My Thoughts on Apple's WWDC14 Keynote Presenation

-Tim Cook just burned Microsoft using a goddamn pie chart.

-OS X 420 is amazing, but my vote still goes to OS X Oxnard.
-That dark mode for OS X Yosemite is just gorgeous. Looks like they took some design cues from +elementary OS.

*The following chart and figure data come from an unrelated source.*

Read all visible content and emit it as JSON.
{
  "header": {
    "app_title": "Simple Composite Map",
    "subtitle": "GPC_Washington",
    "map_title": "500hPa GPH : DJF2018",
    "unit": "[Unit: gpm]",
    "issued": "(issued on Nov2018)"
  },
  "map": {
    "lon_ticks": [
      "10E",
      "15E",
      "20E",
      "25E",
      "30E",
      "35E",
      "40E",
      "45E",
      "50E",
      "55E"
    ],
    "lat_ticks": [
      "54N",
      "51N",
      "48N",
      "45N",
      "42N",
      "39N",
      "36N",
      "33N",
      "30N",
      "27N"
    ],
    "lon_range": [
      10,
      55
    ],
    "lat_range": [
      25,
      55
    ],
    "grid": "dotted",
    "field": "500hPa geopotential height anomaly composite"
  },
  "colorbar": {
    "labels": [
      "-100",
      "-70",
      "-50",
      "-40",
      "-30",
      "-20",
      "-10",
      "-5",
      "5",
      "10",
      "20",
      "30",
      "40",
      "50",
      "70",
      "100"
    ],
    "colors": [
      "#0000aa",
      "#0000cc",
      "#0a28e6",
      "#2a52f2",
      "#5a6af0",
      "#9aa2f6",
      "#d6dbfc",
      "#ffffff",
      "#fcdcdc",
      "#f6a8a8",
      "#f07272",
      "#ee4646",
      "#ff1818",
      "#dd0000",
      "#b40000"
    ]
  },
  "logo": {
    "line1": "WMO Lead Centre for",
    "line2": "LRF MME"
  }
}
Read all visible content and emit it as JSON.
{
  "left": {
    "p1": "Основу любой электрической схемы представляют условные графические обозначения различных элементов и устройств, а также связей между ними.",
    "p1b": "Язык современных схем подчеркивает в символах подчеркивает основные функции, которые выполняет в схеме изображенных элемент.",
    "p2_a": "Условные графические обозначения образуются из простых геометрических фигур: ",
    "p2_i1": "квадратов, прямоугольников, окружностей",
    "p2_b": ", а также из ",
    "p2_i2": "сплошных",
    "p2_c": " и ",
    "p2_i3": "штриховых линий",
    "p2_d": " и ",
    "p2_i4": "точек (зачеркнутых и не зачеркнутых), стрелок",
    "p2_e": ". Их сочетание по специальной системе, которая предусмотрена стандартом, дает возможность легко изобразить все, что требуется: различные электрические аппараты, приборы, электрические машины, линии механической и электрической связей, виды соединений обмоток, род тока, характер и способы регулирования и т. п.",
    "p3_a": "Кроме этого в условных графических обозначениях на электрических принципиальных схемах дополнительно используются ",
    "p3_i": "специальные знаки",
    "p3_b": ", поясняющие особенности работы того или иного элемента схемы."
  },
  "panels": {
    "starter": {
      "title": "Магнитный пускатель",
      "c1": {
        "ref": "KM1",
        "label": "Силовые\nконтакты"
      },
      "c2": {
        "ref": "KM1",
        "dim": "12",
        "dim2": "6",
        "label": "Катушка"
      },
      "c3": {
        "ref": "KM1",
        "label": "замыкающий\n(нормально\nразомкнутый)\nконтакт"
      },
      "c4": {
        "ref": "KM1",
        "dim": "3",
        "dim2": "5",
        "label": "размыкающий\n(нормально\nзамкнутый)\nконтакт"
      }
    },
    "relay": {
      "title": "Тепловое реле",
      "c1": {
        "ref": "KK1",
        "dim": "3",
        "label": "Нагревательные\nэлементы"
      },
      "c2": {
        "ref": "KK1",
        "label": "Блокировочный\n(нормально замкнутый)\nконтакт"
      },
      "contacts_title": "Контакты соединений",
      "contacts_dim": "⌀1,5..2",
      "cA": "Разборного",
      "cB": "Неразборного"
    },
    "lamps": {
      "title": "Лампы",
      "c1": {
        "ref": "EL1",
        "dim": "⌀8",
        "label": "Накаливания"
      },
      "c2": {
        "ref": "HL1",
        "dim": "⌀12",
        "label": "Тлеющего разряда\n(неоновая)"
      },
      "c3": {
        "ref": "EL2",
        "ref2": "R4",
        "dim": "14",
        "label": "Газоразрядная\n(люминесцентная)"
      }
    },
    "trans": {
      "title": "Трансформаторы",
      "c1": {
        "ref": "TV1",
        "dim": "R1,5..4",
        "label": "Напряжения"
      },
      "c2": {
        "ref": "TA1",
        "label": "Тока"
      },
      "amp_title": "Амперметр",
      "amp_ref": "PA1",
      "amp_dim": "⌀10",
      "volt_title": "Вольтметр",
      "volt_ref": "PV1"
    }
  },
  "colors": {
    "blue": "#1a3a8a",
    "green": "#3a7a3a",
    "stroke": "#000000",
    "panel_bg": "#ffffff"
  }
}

-Craig Federighi's entire presentation is like the world's longest dad joke, and I love it. 
-I'm liking OS X 10.10 way more than I thought I would. It puts Windows 8.1 to shame. They even did the universal search better!
-Holy fuck. The mirroring of SMS & Phone calls across Macs, iPads, and iPhones, is just bonkers. Wait, no, the SMS/Phone mirroring is basically just what MightyText/DeskSMS already do on Android but...native. It's essentially Bluetooth.
-iOS 8's Spotlight & Quicktype features. Totally revolutionary when they were introduced years ago...on Android.
-iMessage is going after Snapchat, WhatsApp, Line, Kik, Viber, etc, with new voice, video, and picture messages (but no stickers).
-iOS8's new iCloud/Photo editing suite is basically Google's Auto Awesome/Android's basic gallery editor that's been around forever. 
-Cool. Third party keyboards and notification shade widgets in iOS 8. More stuff from Android circa 2010. Yawn.
-iOS 8 is wholly uninteresting to me without an API for Siri, & a homescreen refresh, as seen in this concept image.

ios8_912_1.jpg

-The only thing about the iPhone that I'm remotely jealous of is that fingerprint scanner, but then again, I don't need it.
-For someone like me, a live demo of someone coding is similar to a magician on stage casting spells.

DSC_1552.jpg


-No, "Oh, and one more thing," moment this year. Looks like there's no iWatch, new iPhone, or MacBook Air with Retina Display this year. Apple's still playing catchup it seems.